Al final ganó el equipo de Sebastián, los ocupantes del segundo coche.
—Lo siento —dijo Javier riéndose—. Soy pésimo.
—No te preocupes —dijo Manuel—, yo te quiero igual.
—Yo también te quiero.
Por fin, después de tantas cavilaciones, Javier dijo lo que sentía. No se le ocurrió que era el momento menos romántico que podía haber escogido para decirlo por primera vez, pero a Manuel le pareció el mejor, porque había reconocido sus sentimientos delante de las personas que les acompañaban. Se besaron.
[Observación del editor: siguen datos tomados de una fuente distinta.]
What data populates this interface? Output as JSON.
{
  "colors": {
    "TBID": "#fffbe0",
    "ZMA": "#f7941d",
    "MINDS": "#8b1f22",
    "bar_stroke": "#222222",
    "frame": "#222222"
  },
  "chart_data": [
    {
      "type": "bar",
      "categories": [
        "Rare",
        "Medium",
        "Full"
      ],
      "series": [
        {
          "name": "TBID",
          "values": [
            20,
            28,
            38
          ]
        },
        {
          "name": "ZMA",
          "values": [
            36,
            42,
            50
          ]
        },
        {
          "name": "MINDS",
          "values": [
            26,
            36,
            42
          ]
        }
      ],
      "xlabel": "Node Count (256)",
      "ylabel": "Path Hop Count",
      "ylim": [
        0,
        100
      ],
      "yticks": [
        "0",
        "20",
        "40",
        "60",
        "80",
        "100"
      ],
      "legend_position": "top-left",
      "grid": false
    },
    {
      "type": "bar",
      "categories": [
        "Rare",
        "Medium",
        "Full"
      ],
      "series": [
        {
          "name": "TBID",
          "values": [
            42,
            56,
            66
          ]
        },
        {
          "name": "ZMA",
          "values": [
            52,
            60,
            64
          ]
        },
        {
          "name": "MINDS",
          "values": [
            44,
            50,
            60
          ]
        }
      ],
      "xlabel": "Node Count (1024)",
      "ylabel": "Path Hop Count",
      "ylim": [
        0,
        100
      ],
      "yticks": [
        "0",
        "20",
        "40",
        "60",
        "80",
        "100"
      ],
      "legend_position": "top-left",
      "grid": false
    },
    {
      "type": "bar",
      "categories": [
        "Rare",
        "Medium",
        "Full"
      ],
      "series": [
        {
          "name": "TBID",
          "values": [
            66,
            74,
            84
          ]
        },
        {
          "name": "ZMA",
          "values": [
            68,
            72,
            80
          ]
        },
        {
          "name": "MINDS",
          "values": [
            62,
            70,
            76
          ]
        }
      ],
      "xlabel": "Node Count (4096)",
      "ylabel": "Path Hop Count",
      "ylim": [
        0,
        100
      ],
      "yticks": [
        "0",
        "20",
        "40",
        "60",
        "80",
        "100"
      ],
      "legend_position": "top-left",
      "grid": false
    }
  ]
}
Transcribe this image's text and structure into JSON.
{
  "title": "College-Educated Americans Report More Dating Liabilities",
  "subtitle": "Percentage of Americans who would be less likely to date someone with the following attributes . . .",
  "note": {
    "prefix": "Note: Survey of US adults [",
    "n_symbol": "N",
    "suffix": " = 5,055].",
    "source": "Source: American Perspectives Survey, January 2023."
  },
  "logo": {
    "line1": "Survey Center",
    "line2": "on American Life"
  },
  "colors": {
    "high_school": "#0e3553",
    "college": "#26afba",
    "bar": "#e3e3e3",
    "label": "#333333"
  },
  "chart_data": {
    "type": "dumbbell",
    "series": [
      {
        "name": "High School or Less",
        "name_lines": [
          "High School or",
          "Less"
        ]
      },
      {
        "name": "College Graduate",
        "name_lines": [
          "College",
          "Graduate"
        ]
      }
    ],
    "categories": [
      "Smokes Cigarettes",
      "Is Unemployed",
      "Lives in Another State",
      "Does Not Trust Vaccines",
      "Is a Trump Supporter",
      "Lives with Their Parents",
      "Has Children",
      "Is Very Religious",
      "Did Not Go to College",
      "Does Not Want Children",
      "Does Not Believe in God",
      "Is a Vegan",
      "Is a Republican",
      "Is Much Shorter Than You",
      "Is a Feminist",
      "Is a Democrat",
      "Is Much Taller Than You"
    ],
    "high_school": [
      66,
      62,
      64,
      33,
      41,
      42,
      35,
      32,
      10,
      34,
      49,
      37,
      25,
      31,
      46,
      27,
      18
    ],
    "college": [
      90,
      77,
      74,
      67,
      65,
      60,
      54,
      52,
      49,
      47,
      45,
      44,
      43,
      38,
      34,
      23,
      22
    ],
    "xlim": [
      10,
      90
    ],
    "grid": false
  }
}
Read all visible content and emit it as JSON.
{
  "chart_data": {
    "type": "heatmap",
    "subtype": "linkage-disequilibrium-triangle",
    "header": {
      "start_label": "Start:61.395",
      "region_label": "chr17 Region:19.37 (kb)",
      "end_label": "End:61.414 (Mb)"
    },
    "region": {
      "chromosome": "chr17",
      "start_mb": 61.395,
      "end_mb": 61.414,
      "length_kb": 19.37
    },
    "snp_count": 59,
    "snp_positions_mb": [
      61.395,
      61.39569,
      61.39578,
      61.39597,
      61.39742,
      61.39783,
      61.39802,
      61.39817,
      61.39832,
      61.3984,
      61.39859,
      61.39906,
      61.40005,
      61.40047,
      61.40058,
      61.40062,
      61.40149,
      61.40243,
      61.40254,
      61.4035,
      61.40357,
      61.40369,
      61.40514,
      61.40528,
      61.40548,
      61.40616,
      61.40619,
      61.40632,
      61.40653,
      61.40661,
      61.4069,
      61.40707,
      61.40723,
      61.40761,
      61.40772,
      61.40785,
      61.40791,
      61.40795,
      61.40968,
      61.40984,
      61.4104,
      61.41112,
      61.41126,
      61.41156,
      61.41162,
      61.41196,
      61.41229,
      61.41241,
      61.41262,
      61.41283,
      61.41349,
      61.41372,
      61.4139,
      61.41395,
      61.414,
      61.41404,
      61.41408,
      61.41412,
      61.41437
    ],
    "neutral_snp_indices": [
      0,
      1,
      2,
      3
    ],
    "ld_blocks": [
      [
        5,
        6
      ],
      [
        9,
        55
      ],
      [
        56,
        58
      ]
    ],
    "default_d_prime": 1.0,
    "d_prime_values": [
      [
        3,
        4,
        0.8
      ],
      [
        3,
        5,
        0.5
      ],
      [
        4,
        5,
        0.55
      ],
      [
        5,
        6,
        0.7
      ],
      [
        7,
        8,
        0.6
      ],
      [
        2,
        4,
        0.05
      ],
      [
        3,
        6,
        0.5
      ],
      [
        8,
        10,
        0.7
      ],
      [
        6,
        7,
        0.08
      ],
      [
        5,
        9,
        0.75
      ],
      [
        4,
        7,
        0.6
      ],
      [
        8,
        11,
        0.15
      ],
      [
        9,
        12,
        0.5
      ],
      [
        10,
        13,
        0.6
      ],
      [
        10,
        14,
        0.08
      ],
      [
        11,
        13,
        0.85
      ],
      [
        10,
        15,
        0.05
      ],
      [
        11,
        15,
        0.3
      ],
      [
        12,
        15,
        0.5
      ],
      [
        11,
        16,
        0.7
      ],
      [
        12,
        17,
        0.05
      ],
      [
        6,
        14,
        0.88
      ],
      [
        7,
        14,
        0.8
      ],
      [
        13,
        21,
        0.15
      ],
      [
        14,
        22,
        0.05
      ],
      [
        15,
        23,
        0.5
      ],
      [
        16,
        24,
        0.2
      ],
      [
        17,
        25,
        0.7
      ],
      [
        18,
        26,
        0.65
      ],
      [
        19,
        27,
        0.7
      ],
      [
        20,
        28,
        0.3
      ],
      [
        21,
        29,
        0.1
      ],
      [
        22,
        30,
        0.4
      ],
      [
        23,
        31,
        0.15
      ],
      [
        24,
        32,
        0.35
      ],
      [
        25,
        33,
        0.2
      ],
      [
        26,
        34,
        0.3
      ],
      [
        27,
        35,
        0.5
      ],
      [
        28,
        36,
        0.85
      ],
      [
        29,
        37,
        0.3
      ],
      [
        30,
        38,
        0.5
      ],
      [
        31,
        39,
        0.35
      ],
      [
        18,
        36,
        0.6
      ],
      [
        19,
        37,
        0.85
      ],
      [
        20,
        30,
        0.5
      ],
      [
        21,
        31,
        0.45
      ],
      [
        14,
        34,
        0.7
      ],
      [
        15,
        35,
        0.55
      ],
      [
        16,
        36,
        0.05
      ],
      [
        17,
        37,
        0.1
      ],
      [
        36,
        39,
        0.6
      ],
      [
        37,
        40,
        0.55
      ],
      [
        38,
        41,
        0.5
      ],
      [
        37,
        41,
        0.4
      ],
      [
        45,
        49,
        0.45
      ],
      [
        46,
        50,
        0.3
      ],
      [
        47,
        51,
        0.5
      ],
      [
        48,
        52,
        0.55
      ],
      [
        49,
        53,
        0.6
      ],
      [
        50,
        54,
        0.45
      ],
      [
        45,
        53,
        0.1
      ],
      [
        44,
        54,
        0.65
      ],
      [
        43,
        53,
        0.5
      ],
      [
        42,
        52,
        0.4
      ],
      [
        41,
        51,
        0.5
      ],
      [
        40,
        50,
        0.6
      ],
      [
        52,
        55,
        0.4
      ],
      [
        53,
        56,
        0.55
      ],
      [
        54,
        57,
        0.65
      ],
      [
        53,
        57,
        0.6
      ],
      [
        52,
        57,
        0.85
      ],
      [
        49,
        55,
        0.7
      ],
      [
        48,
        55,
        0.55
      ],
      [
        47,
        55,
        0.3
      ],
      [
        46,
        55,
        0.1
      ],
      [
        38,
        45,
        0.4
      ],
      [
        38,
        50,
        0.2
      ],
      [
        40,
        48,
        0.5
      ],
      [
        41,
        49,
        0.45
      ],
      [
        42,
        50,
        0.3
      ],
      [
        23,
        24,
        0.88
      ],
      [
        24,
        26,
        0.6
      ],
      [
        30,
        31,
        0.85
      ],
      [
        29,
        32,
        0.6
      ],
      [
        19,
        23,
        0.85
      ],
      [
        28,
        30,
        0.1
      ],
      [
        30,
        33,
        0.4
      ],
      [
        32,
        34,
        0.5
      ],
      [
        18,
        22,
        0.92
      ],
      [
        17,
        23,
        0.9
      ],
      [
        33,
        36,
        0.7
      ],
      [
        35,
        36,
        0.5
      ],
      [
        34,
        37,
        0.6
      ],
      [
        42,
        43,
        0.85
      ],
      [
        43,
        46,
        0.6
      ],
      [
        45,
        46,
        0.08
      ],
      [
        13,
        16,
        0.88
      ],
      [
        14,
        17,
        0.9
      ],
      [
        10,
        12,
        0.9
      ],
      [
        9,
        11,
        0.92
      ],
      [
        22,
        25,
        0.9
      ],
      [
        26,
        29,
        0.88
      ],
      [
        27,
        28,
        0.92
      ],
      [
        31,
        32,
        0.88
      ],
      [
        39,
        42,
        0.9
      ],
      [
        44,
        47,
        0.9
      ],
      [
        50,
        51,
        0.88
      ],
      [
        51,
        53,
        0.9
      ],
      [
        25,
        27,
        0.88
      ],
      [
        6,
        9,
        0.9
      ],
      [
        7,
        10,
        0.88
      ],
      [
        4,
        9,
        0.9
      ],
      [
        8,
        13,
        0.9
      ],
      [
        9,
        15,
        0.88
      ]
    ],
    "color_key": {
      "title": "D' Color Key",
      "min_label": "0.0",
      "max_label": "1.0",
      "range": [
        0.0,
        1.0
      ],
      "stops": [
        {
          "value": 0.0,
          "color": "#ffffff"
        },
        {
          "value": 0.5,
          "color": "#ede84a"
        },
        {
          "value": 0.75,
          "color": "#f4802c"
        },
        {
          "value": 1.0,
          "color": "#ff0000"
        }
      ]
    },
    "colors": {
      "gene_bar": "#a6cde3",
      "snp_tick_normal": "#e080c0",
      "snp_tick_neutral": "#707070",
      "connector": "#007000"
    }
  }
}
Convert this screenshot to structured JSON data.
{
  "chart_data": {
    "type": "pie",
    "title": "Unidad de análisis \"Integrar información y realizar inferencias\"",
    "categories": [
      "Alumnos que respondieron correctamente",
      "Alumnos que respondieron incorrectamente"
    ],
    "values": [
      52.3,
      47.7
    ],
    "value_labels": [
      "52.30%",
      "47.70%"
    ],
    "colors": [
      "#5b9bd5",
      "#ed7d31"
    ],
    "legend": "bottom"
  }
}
—Bueno, ya vale —dijo Sebastián—, que corra el aire. ¿Acaso no queréis la revancha?
—Por supuesto que sí —dijo Muriel levantándose decidida.
Empezaron una nueva partida que perdieron otra vez gracias a los pocos puntos que Javier otorgaba al grupo.
—Creo que me has superado —le dijo Javier a Yurena—, soy el peor con diferencia.
Se colocaron sus calzados de nuevo y devolvieron las zapatillas. Luego, salieron de la bolera y se despidieron antes de subirse a los coches.
—¿Te vas con Manuel?
—No, voy a quedarme con los viejos. Apenas he visto a mamá y quiero levantarme con ella.
—Vale. Dile que vamos el viernes a las fiestas.
Javier recordó que había prometido acompañar a su madre el viernes al pueblo para ir a la verbena. Se lamentó de haberle dicho que pasaría la noche en casa. Si se hubiera acordado de su promesa habría dormido con Manuel. Pero le dio vergüenza llamarla tan tarde para decirle que no iba a ir.
—Vale, nos vemos el viernes —dijo Javier.